# Land Dispute



## David0654 (Jun 22, 2012)

Can anyone please advise me regarding the law/regulations regarding the sale of a property which is on disputed land. Can the land be sold if the ownership is in dispute? The background to my query is. We bought our current property almost two years ago. The land borders a neighbours to our left and there are gates at the front left corner of our plot. The gates give access to a track on our neighbours land which the previous owners used to get to the camino until they fell out. When we attempted to use the track our neighbour stopped us telling us it was private land. We therefore found another way in. We then decided to apply to build a ford across the rio just outside our gates. Our neighbour has objected by placing a sign saying no entry on the far bank on a narrow strip of land between the rio and the camino. The river authority moved the river bed and then built the camino on our neighbours land. He is saying that the strip of land is still his and we cannot cross it.
On looking on the Catastral to submit plans for the ford we noticed that our land continued a further 11 metres to the left along our neighbours track. The catastral also shows my neighbours house to be over our joint bounday, his garage partly on our land and his drive fully on our boundary. He is planning to sell his house and land in July. We have offered to forget about the encroachment onto our land if he agrees to let us build our ford across his strip of land but he has declined.

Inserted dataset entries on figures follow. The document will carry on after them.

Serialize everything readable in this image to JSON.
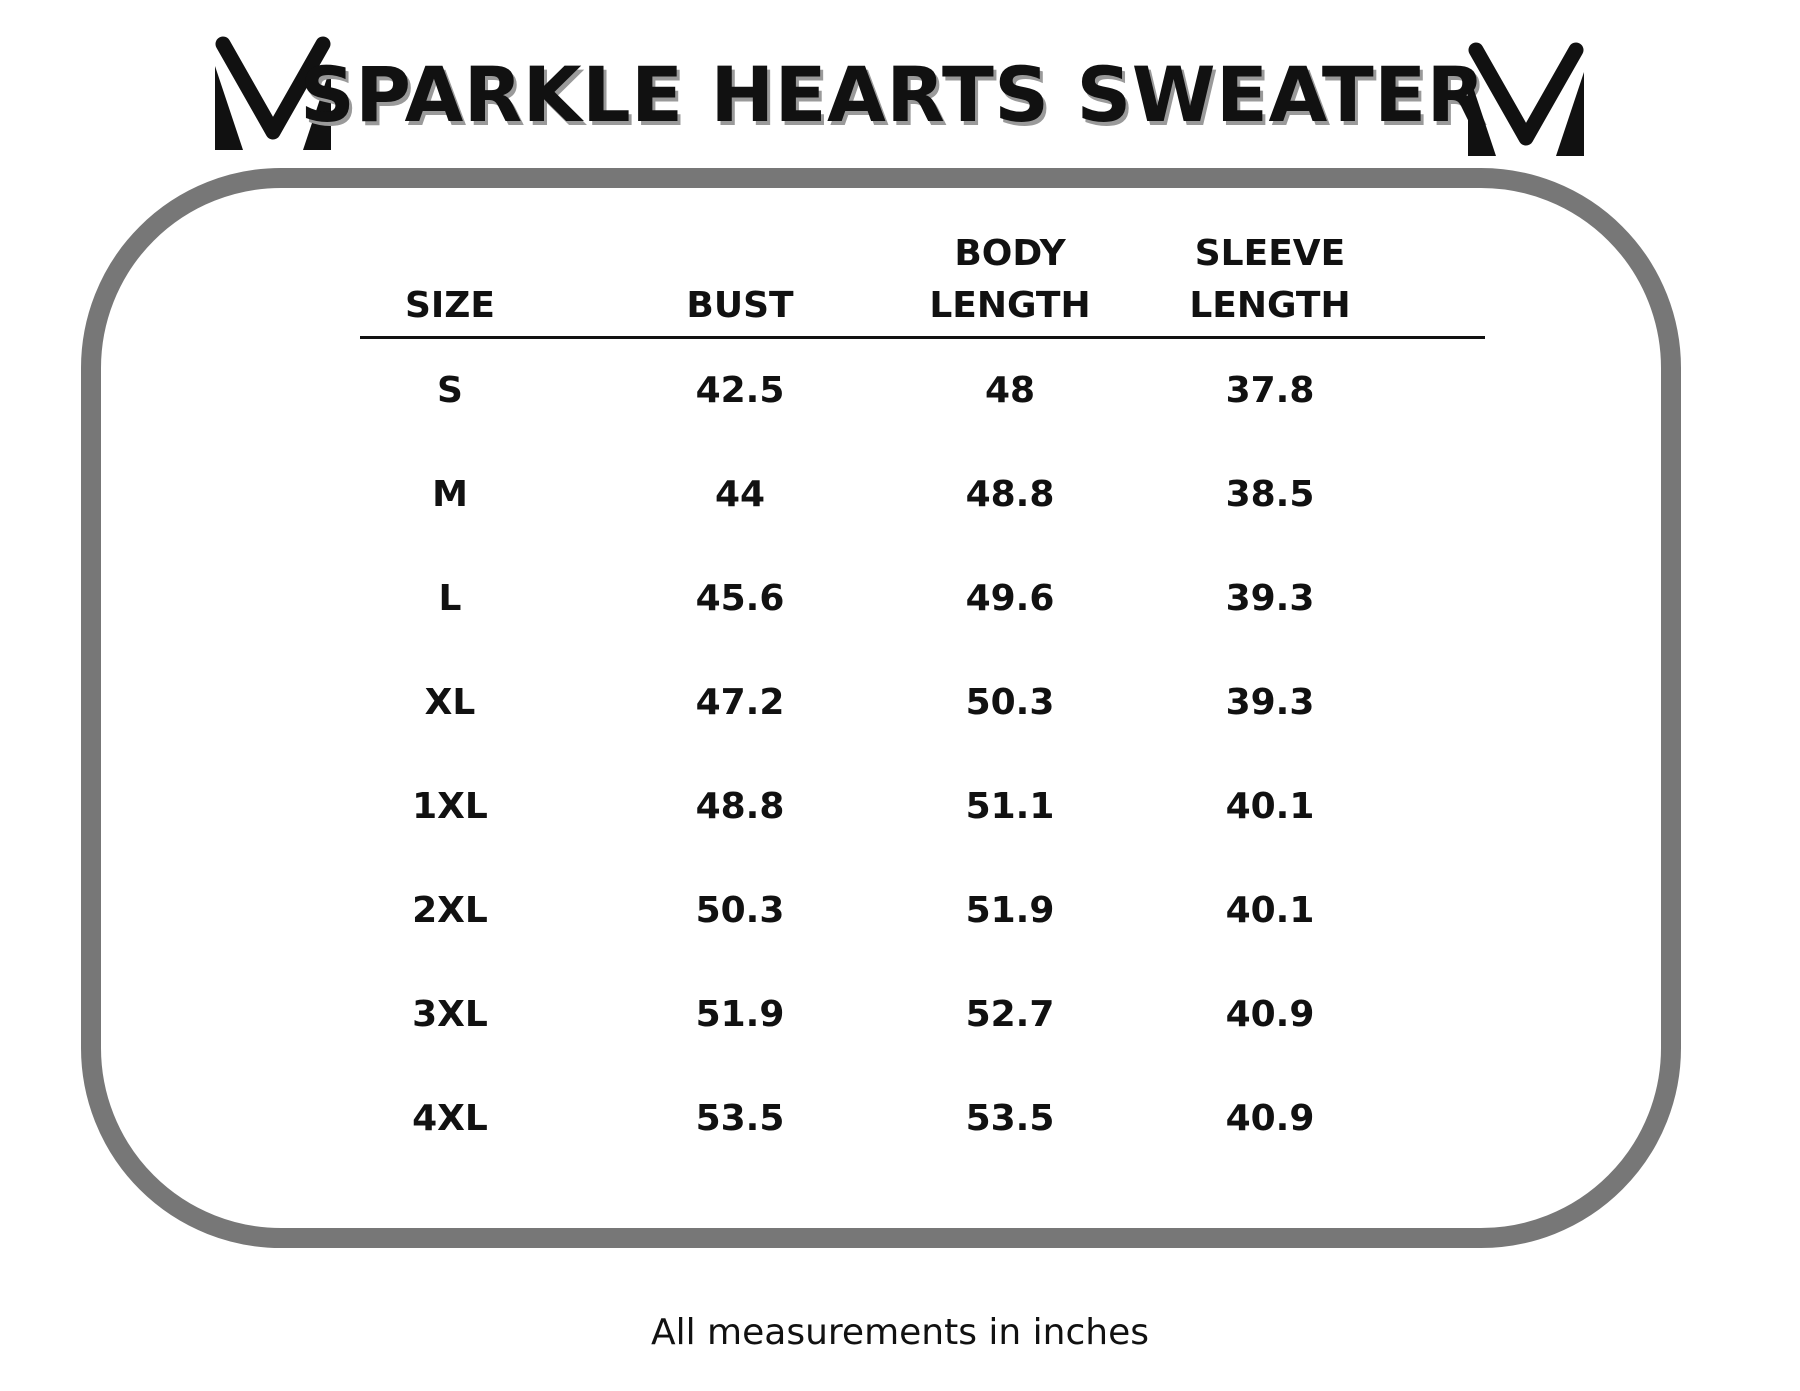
{
  "brand": {
    "logo_icon": "v-chevron-logo-icon",
    "logo_color": "#111111"
  },
  "title": "SPARKLE HEARTS SWEATER",
  "colors": {
    "frame_border": "#777777",
    "text": "#111111",
    "title_shadow": "#9a9a9a"
  },
  "table": {
    "headers": [
      "SIZE",
      "BUST",
      "BODY\nLENGTH",
      "SLEEVE\nLENGTH"
    ],
    "rows": [
      [
        "S",
        "42.5",
        "48",
        "37.8"
      ],
      [
        "M",
        "44",
        "48.8",
        "38.5"
      ],
      [
        "L",
        "45.6",
        "49.6",
        "39.3"
      ],
      [
        "XL",
        "47.2",
        "50.3",
        "39.3"
      ],
      [
        "1XL",
        "48.8",
        "51.1",
        "40.1"
      ],
      [
        "2XL",
        "50.3",
        "51.9",
        "40.1"
      ],
      [
        "3XL",
        "51.9",
        "52.7",
        "40.9"
      ],
      [
        "4XL",
        "53.5",
        "53.5",
        "40.9"
      ]
    ]
  },
  "footer": "All measurements in inches"
}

Can anyone confirm his property cannot be sold? What can I do about the encroachment onto our land? Can I build a wall or fence along the boundary shown on the catastral? There is an existing fence along the left hand side of our land and his house is approximately 8 inches away from it. He therefore is probably in breach of local regulations regarding building adjacent to boundaries. Thanks in anticipation!


----------



## djfwells (Sep 28, 2009)

Have you checked that the information shown on BOTH the Catastro AND the Registro de la Propiedad is both correct AND the same ?


----------



## David0654 (Jun 22, 2012)

Thank you for the advice. I will do as you suggest but in the mean time are you able to tell me if a land dispute would prevent the sale of a property?


----------



## snikpoh (Nov 19, 2007)

I seem to recall that you can have an embargo placed on his 'deeds' - this will then need to be lifted before he can sell.


... as to how you get an embargo ....? I think you need a lawyer.


----------